Sustainable Urbanism
Developing an agenda for more sustainable urban practices is a critical goal for American city governments, but many of the measures for evaluating sustainability depend on metrics which only obliquely capture people's participation in more sustainable practices--that is, a more sustainable urbanism. My research on sustainability involves both empirical work on today's "actually existing sustainability" and exploration of ways of conceptualizing sustainability that better integrate geographical research on urban politics and place-making with the kinds of ecological analyses which have to date largely driven sustainability studies.
Currently, I am writing in both of these two areas. First, I am exploring the ways that historically important environmental, justice-oriented urban discourses are (and are not) being incorporated into more recent urban sustainability planning processes in the United States. Additionally, drawing on recent field work in Portland, Ore., I am writing on the relative sustainability of competing urban practices. Moving forward, I hope to draw on both themes in developing methodological approaches to urban sustainability research that remain "policy ready" while also incorporating the political and justice-oriented critiques that drive research within urban geography.
Urban Land Tenure: Understanding the Informal Regulation of U.S. Cities
In the Global North (and particularly the U.S.), accounts of property rights dominate thinking about the regulation of urban space. Property is undeniably powerful as a rubric for understanding land regulation, but focusing on property elides other kinds of rights in urban spaces and places.
I am currently writing on the implications of importing the vocabulary of land tenure from literature on the Global South, using it to frame a discussion of existing non-property rights in U.S. cities, many of which are informal in nature. By adopting the nuanced vocabulary regarding use rights and land tenure from scholarship in Southern contexts, I hope to encourage new thinking about the many overlapping, complexly constructed rights and privileges which the residents of American cities negotiate among themselves, such as the use of stoops for community gathering or the use of particular lawns as informal pocket parks. My field work in Portland, Ore. forms the underlying empirical case for this research theme, as well.

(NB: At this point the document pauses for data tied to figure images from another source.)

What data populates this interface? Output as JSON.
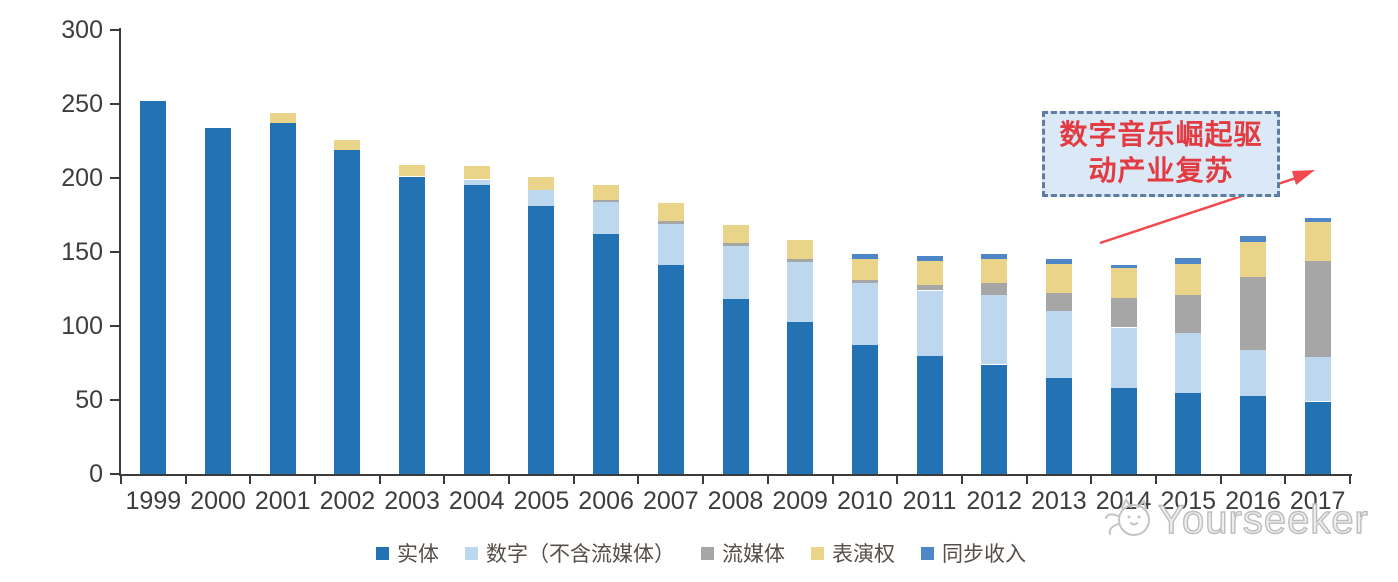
{
  "chart_data": {
    "type": "bar",
    "stacked": true,
    "title": "",
    "xlabel": "",
    "ylabel": "",
    "ylim": [
      0,
      300
    ],
    "yticks": [
      0,
      50,
      100,
      150,
      200,
      250,
      300
    ],
    "grid": false,
    "legend_position": "bottom",
    "categories": [
      "1999",
      "2000",
      "2001",
      "2002",
      "2003",
      "2004",
      "2005",
      "2006",
      "2007",
      "2008",
      "2009",
      "2010",
      "2011",
      "2012",
      "2013",
      "2014",
      "2015",
      "2016",
      "2017"
    ],
    "series": [
      {
        "name": "实体",
        "color": "#2373b4",
        "values": [
          252,
          234,
          237,
          219,
          201,
          195,
          181,
          162,
          141,
          118,
          103,
          87,
          80,
          74,
          65,
          58,
          55,
          53,
          49
        ]
      },
      {
        "name": "数字（不含流媒体）",
        "color": "#bdd7ee",
        "values": [
          0,
          0,
          0,
          0,
          0,
          4,
          11,
          22,
          28,
          36,
          40,
          42,
          44,
          47,
          45,
          41,
          40,
          31,
          30
        ]
      },
      {
        "name": "流媒体",
        "color": "#a6a6a6",
        "values": [
          0,
          0,
          0,
          0,
          0,
          0,
          0,
          1,
          2,
          2,
          2,
          2,
          4,
          8,
          12,
          20,
          26,
          49,
          65
        ]
      },
      {
        "name": "表演权",
        "color": "#e9d48a",
        "values": [
          0,
          0,
          7,
          7,
          8,
          9,
          9,
          10,
          12,
          12,
          13,
          14,
          16,
          16,
          20,
          20,
          21,
          24,
          26
        ]
      },
      {
        "name": "同步收入",
        "color": "#4e87c8",
        "values": [
          0,
          0,
          0,
          0,
          0,
          0,
          0,
          0,
          0,
          0,
          0,
          4,
          3,
          4,
          3,
          2,
          4,
          4,
          3
        ]
      }
    ]
  },
  "annotation": {
    "lines": [
      "数字音乐崛起驱",
      "动产业复苏"
    ]
  },
  "watermark": {
    "text": "Yourseeker",
    "logo": "cat-logo-icon"
  },
  "colors": {
    "axis": "#3b3b3b",
    "annotation_border": "#5f7da0",
    "annotation_fill": "#dbe8f6",
    "annotation_text": "#e23b42",
    "arrow": "#f1494f",
    "watermark": "#bdbdbd"
  }
}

Group Home Siting and the Production of Urban Landscapes
I have been collaborating with Deborah Martin and Alex Scherr in pursuing research on the politics surrounding group home siting. In the aftermath of the "de-institutionalization" of social service provision in the 1970s/1980s, residential social service facilities provide critical services to urban communities. However, the process of choosing where these facilities will be located is both political and social, with many of the most complex negotiations playing out at the local scale as communities grapple with questions of spatial/social identity. We are currently exploring case studies in Massachusetts and New York.